Frog-hunting bats have ‘cocktail party effect’ workaround

In noisy environment, hunters shift from listening for croaks to using echolocation

fringe-lipped bat

NIGHT STALKER  A fringe-lipped bat, which hunts frogs by listening for their nighttime calls, has ways of compensating when unnatural human noises get in the way.

 

Alex Lang 

An experiment with fake frogs shows how certain bats adjust their hunting technique to compensate for unnatural noises.

Humankind is loud, and research already suggests that birds alter their singing in urban noise. Now tests show that bats listening for the frogs they hunt switch from mostly quiet eavesdropping to pinging echolocating when artificial sounds mask the frog calls. That way, the bats can detect the motion of the frogs’ vocal sac poofing out with each call, researchers report in the Sept. 16 Science.

That switch in sensory tactics could make bats the only animals besides people shown to react this way to interfering din in the classic cocktail party scenario, says study coauthor Wouter Halfwerk of Vrije University Amsterdam. People straining to hear each other over the cacophony of a party can get a boost in communication by paying attention to each other’s mouth movements. He points out that watching someone’s lips lets people tolerate about an extra 20 decibels of tipsy shrieking and shouting.

Conservation biologists worry about the effects of human racket on other residents of the planet. Other researchers, for instance, found that noise interfered with pallid bats’ success in hunting insects on the wing. The fringe-lipped bats (Trachops cirrhosus) in the new study, however, specialize in frogs instead of insects. Hungry bats listen to frog choruses and swoop out of the darkness to carry off a male chirping his advertisements for a mate. “A talking pickle” is what Halfwerk calls the frog.

BAT VERSUS ROBOFROG In an experiment, a tiny robotic frog, inflating its fake vocal sac in time with recorded and broadcast calls, lures a fringe-lipped bat into an attempted strike. Rachel Moon
Researchers tested 12 wild-caught bats in outdoor flight cages in Panama. Bats perching (upside down, of course) in cages were perfectly willing to make a grab at robotic frogs deployed in the cages. The robofrogs, modeled by an artist on the túngara species the bats naturally hunt, sit motionless but can on command start inflating a specially constructed balloon in time with broadcast calls.

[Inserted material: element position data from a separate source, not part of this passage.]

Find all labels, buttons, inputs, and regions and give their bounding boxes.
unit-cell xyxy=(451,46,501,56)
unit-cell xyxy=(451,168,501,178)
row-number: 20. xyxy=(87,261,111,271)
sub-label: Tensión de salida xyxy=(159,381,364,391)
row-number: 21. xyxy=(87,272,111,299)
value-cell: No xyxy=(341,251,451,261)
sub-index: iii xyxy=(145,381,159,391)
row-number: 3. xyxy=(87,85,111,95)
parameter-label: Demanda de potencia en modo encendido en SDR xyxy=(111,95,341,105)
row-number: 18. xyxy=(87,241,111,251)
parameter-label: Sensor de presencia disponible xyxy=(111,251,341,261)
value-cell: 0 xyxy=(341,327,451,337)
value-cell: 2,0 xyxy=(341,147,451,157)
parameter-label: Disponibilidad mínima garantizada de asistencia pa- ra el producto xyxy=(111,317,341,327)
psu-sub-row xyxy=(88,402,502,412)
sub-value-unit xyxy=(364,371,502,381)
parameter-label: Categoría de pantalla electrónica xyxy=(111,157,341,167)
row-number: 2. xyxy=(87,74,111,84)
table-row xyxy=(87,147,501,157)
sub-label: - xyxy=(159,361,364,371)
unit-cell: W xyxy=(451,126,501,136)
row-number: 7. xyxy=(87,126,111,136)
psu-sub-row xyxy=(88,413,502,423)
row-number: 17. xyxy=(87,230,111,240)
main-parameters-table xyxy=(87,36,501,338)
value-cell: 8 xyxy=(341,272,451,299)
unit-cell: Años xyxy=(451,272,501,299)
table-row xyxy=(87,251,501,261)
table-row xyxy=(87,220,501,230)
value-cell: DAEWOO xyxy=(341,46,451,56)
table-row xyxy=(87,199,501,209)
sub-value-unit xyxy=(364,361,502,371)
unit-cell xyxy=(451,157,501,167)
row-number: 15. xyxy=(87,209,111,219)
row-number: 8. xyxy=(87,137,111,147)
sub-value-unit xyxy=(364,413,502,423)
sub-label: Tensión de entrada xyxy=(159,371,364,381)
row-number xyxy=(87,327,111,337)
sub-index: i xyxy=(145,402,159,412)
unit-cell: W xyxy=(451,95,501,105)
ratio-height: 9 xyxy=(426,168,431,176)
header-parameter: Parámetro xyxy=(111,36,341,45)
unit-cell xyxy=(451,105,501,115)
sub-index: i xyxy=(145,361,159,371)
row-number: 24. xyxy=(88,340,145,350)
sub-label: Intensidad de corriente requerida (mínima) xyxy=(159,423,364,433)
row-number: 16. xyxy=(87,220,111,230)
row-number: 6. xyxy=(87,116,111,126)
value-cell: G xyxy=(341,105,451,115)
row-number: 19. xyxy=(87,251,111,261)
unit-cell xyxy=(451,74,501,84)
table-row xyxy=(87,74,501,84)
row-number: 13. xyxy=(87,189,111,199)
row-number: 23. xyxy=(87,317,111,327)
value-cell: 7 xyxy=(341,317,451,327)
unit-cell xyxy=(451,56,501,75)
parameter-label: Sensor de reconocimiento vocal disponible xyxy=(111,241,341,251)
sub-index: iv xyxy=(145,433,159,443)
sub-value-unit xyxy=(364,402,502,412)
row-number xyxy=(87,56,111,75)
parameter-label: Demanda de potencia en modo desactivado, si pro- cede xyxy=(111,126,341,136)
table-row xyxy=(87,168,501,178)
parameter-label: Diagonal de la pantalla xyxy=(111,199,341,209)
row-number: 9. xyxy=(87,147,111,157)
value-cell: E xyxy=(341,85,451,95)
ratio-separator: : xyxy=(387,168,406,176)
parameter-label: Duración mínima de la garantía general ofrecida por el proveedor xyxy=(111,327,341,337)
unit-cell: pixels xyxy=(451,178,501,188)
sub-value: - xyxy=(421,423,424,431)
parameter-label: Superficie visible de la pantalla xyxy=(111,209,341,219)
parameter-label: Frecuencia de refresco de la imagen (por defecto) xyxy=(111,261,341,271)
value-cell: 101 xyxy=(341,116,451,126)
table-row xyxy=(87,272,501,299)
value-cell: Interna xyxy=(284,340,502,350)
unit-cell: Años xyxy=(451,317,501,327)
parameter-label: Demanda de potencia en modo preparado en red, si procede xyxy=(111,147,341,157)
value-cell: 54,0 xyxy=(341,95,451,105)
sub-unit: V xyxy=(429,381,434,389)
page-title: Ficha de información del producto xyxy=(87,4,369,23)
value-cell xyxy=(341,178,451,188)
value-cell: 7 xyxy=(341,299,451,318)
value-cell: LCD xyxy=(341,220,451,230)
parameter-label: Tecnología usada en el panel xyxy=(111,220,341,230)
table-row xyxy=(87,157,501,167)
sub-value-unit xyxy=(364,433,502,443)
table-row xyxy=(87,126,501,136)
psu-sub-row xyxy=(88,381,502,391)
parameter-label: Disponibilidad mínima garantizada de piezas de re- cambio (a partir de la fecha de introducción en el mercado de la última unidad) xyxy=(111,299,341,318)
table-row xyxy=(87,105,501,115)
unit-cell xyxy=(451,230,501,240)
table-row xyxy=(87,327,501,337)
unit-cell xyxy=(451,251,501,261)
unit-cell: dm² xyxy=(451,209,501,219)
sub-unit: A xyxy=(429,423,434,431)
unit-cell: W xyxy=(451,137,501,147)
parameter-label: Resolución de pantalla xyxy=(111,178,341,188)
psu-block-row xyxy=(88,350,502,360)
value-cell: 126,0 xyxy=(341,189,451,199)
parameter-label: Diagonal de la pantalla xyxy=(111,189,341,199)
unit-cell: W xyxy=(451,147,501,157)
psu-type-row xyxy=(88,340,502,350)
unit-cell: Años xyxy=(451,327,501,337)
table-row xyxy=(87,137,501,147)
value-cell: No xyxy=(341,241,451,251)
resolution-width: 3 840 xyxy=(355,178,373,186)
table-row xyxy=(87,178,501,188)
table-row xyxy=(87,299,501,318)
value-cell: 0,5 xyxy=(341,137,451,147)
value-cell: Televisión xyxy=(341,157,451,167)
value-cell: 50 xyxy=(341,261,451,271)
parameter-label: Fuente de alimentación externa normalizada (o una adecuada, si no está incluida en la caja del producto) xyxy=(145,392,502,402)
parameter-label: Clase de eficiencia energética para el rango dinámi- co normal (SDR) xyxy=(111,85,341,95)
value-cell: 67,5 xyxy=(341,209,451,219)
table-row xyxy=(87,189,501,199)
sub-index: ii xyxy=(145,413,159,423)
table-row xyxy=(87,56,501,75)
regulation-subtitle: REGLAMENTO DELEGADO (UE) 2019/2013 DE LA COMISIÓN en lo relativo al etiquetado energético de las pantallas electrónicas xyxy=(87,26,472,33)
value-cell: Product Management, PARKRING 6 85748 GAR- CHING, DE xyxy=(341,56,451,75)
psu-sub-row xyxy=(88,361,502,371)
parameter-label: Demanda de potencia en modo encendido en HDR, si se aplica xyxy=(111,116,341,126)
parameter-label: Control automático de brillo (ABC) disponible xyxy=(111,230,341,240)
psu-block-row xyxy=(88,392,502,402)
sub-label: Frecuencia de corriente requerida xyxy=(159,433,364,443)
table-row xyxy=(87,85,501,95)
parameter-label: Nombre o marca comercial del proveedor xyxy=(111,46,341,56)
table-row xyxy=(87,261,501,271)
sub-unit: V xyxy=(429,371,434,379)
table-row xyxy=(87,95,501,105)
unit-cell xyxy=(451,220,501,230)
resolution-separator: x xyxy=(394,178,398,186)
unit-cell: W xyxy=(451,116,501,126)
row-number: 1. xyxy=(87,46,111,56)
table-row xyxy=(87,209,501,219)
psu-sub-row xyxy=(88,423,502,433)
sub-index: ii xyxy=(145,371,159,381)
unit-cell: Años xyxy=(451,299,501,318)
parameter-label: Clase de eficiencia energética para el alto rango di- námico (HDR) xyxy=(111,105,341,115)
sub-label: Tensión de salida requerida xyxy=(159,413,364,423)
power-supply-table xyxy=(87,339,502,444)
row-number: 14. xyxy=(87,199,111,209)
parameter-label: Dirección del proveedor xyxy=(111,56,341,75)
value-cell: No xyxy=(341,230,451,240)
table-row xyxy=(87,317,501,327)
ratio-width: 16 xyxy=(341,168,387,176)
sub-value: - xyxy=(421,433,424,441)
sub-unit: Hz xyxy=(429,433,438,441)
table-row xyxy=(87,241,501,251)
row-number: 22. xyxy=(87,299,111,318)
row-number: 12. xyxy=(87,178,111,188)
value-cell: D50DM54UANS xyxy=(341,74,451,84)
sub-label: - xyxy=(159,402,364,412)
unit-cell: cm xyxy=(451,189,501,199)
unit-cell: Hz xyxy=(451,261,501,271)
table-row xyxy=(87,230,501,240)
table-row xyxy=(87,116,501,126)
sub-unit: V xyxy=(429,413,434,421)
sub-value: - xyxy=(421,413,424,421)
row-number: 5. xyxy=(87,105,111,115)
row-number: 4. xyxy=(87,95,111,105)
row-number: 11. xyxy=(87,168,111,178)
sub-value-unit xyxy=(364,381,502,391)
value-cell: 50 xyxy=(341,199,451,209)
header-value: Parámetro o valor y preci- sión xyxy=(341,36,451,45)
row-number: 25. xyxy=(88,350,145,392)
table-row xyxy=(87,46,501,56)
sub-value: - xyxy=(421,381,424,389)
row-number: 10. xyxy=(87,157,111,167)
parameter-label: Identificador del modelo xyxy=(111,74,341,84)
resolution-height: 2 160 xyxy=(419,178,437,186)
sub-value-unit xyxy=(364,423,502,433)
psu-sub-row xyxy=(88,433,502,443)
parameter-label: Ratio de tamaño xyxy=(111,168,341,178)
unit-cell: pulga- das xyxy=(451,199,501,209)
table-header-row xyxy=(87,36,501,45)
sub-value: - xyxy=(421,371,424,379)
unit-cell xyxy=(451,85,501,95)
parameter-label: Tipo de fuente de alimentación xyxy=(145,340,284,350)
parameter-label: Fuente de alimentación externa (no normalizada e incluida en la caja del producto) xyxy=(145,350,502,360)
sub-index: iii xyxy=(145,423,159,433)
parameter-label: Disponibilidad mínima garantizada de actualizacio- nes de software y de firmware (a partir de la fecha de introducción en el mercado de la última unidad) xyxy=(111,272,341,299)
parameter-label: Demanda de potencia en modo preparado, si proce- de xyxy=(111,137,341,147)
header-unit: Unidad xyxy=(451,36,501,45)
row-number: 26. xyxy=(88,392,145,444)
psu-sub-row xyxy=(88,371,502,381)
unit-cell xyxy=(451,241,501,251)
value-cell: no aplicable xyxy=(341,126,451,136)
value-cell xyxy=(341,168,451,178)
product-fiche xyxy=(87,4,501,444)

In this setup, interfering noise changed normal hunting. When researchers broadcast sounds that partially masked the main frequency of telltale frog calls, bats waited longer than normal to strike and also strongly preferred pouncing on a robofrog that was inflating his sac instead of an identical frog squatting nearby with a deflated sac. Recordings of bat noises from the perch showed that the hunters were pinging fast echolocation sounds instead of mostly listening for the pickle to betray its location.

Even with the strategy switch, the bats aren’t completely making up for the noise nuisance, Jinhong Luo at Johns Hopkins University points out. A sensory biologist, he has tested noise effects on other bats but was not involved in this project. Looking at the new data, he notes that frog-eating bats in echolocating mode are slower to leave their perches and swoop than bats in eavesdropping mode. He also cautions about generalizing to the other 1,300-plus bat species. Many of them are already using echolocation to hunt insects and may not have a backup prey-finder method when noise complicates their foraging.